Kuang, Yan, Yen, Barbara T.H., Suprun, Emiliya, Sahin, Oz
Journal of environmental management 2019 v.237 pp. 379-386
air pollution, case studies, economic sustainability, energy use and consumption, environmental impact, infrastructure, models, planning, pollution control, research projects, traffic, urbanization, Australia
Transport infrastructural strain is a pressuring issue for the urbanised world due to the increasing demand for public transport. Transport operators, planners and policymakers are constantly searching for low-cost solutions to such transport issues. Therefore, it is critical to developing an environmentally sustainable and economically viable efficient traffic network to relieve traffic pressure (i.e., traffic congestion, transport infrastructure investment needs). The objective of this research is to propose a “Soft Traffic Management (STM)” concept to proactively analyse the traffic impact of transport planning strategy before implementation.
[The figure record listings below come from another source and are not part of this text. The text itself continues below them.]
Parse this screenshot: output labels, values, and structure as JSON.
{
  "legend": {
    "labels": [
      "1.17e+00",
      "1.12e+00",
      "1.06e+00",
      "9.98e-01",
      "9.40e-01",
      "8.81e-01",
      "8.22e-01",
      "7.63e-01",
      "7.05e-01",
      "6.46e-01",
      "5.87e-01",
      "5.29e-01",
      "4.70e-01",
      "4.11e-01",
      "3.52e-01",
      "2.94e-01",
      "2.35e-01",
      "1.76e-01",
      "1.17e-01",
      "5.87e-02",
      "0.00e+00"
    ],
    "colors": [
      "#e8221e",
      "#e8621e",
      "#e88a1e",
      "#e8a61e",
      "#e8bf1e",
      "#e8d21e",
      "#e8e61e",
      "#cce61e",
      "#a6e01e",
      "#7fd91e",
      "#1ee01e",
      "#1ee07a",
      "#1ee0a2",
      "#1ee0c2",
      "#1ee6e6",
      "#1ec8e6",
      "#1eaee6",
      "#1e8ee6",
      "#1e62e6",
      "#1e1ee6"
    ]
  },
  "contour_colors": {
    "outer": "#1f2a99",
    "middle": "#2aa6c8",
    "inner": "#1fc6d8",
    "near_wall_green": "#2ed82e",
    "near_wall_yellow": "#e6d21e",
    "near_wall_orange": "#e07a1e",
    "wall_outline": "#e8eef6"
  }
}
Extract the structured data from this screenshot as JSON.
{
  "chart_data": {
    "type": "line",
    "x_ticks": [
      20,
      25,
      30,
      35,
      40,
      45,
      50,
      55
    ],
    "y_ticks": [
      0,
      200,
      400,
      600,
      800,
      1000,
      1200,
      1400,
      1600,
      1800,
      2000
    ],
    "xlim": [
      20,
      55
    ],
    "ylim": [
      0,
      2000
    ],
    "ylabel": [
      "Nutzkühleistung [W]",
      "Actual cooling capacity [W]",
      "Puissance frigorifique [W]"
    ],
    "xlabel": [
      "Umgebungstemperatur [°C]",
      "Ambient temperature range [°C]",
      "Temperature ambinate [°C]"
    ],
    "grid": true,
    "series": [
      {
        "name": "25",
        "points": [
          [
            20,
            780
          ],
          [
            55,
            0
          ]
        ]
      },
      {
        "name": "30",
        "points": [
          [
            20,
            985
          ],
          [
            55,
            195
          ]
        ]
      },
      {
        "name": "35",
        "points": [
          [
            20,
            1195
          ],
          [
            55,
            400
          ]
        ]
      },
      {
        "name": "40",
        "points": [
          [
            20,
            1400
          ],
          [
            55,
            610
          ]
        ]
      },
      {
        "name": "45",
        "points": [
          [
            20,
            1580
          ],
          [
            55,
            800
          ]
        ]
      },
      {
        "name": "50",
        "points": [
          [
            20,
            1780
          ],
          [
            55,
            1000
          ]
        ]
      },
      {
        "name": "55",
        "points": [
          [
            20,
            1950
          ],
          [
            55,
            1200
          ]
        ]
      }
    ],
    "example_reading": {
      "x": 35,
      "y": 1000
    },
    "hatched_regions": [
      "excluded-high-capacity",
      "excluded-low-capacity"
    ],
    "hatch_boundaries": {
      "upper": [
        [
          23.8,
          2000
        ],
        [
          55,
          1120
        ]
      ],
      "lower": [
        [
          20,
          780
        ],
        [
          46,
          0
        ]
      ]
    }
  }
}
This study investigates the effectiveness of a STM for easing the traffic pressure by carrying out a pilot research project on the proposed South East Busway extension in Logan City, Australia, by employing a stepwise process consisting of a multi-stage analysis and stakeholder-based modelling approach. The results indicate that the extended busway can significantly relieve traffic congestion. In addition, the proposed strategy has significantly positive impacts on the environment since it aims to reduce air pollution and fuel consumption as well as to improve the safety and efficiency of the whole transport system. This study confirms the effects of STM on improving the use of existing infrastructure more efficiently and deferring future transport infrastructure investments.